Bloomberry Resorts and Hotels Inc, the subsidiary of Bloomberry Resorts Corp operating the casino in Manila’s Solaire Resort & Casino, has filed a court case that could potentially end a truce between the country’s gaming industry and the country’s taxman.

The lawsuit, lodged on Wednesday with the Philippines’ Supreme Court, questions the validity of an April 2013 memo issued by the Bureau of Internal Revenue (BIR). It imposed corporate income tax at a rate of 30 percent on the private sector casino operators licensed by the country’s gaming regulator-cum-operator, the Philippine Amusement and Gaming Corp.

Bloomberry said in a filing on Thursday to the Philippine Stock Exchange it would argue that the tax office’s memo was contrary to a presidential decree issued in 1983. That states that because of Pagcor’s proven ability to contribute to the country’s tax base, any private sector partners it recruited as casino operators should face “governmental audit only to the determination of the 5 percent franchise tax [levied on casino licensees] and the government’s share of 50 percent of the gross earnings”.

The BIR’s April 2013 announcement was followed by behind-the-scenes negotiations to arrive at a compromise. One of the few public comments was from Melco Crown Entertainment Ltd’s co-chairman Lawrence Ho Yau Lung, in response to analysts’ questions. He said in June that year he was “hopeful” that the Philippine government “will do the right thing” – a clear signal that the industry expected the taxman to relent on the corporate tax. Melco Crown is an equity owner in the US$1.26-billion City of Dreams Manila, due to open in October, in partnership with Belle Corp, the local side of the joint venture.

Pagcor announced last month that it was cutting taxes on VIP and mass gambling by 10 percentage points for its private sector franchisees. That was in lieu of the BIR’s corporate tax decision. Pagcor didn’t say however how long the gaming tax break would last.
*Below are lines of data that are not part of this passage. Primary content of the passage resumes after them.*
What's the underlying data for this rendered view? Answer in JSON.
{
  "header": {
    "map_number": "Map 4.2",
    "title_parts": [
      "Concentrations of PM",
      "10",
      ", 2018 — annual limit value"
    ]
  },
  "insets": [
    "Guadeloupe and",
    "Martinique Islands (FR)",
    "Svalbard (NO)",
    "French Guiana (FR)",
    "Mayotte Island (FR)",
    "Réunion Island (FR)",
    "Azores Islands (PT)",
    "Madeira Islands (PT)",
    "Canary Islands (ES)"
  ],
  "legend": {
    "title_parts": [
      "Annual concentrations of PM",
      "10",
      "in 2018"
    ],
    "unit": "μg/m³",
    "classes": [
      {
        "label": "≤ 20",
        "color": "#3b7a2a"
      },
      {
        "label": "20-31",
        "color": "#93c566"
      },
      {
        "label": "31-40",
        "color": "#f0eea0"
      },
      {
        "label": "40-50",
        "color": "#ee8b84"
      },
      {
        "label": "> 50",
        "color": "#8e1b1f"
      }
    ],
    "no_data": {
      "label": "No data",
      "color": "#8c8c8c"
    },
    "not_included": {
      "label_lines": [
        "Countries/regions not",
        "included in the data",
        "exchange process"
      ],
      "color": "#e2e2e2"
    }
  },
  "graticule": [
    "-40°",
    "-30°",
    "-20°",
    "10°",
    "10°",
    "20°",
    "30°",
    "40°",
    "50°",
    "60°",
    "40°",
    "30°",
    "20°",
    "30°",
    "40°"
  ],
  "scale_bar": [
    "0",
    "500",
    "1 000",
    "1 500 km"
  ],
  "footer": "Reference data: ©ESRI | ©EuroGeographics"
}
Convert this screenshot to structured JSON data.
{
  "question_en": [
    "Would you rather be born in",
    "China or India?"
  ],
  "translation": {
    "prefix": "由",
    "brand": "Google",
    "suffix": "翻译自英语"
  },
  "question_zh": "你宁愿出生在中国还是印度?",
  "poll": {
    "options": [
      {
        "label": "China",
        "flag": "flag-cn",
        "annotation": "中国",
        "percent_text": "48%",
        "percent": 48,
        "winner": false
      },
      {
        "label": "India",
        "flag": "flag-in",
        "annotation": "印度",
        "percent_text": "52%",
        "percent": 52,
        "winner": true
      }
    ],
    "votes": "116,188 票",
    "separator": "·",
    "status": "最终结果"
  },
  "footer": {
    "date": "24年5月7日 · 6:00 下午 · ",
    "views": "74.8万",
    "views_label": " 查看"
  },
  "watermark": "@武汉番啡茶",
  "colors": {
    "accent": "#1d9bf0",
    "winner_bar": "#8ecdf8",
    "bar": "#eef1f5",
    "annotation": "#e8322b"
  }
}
The fact that Bloomberry is now challenging the right of the original BIR decision to stand might reflect the fact that Solaire is now in the black. It posted a net profit of 1.46 billion pesos (US$32.78 million) following the US$1.2-billion venue’s first-phase opening in March 2013.

Industry sources told GGRAsia the legal move might also indicate that the Filipino personalities behind the new wave of casino investments in Manila – including Enrique Razon (pictured), chairman of Bloomberry, and the family of Henry Sy, which controls Belle Corp –, who are some of the country’s wealthiest and most influential families, are still not happy with the compromise reached.
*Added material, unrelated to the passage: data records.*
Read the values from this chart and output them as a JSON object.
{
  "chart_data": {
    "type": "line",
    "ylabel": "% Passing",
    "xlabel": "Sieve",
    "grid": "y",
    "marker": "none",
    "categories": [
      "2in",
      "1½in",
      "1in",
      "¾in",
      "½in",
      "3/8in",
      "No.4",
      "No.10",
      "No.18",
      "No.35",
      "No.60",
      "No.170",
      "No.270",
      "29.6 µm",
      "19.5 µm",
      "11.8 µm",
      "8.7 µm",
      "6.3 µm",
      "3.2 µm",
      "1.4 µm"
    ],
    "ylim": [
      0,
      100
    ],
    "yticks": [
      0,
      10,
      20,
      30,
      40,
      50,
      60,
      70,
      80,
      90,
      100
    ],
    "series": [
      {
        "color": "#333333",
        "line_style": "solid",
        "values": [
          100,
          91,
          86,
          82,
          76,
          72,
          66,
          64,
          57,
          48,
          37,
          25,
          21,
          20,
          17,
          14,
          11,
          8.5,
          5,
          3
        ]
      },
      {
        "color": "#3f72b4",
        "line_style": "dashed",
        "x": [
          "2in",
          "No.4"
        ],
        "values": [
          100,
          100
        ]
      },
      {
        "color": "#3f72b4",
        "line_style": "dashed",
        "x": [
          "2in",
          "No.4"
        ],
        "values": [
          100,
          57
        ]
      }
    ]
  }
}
One industry source told us: “These guys are not going to let their investments suffer. They are not afraid to push back against the BIR.”
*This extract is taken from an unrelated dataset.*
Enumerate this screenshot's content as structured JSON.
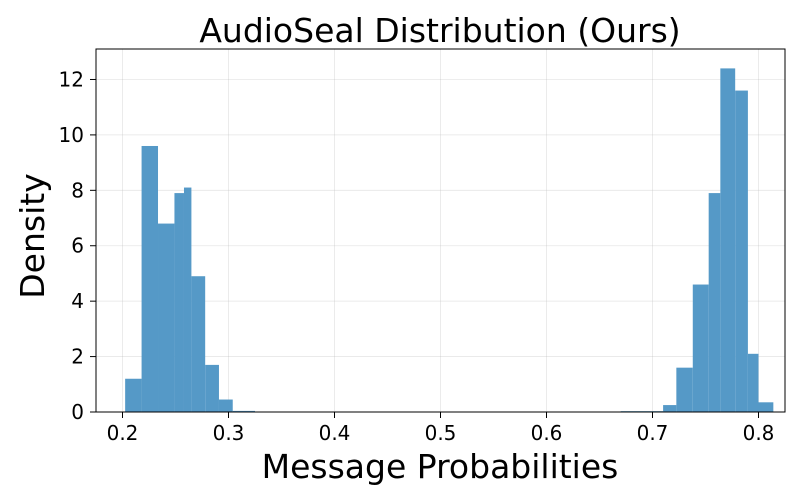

A second industry source told us: “It’s likely that Bloomberry has had legal advice that it needs to establish the lawfulness or otherwise of the BIR memo on corporate income tax for the private sector casinos. Otherwise, it could be squeezed in the middle if for any reason the tax cuts on gross gaming revenue introduced by Pagcor were to end.”

Separately, Bloomberry’s chief executive Mr Razon said on Thursday at the firm’s annual stockholder’s meeting that it was in talks with a potential Japanese partner for a casino resort investment there if such facilities are legalised.

At the Japan Gaming Congress in Tokyo last month, Tom Arasi, president and chief operating officer of Solaire – who previously worked in Japan – gave an entire presentation on Bloomberry and Solaire in Japanese.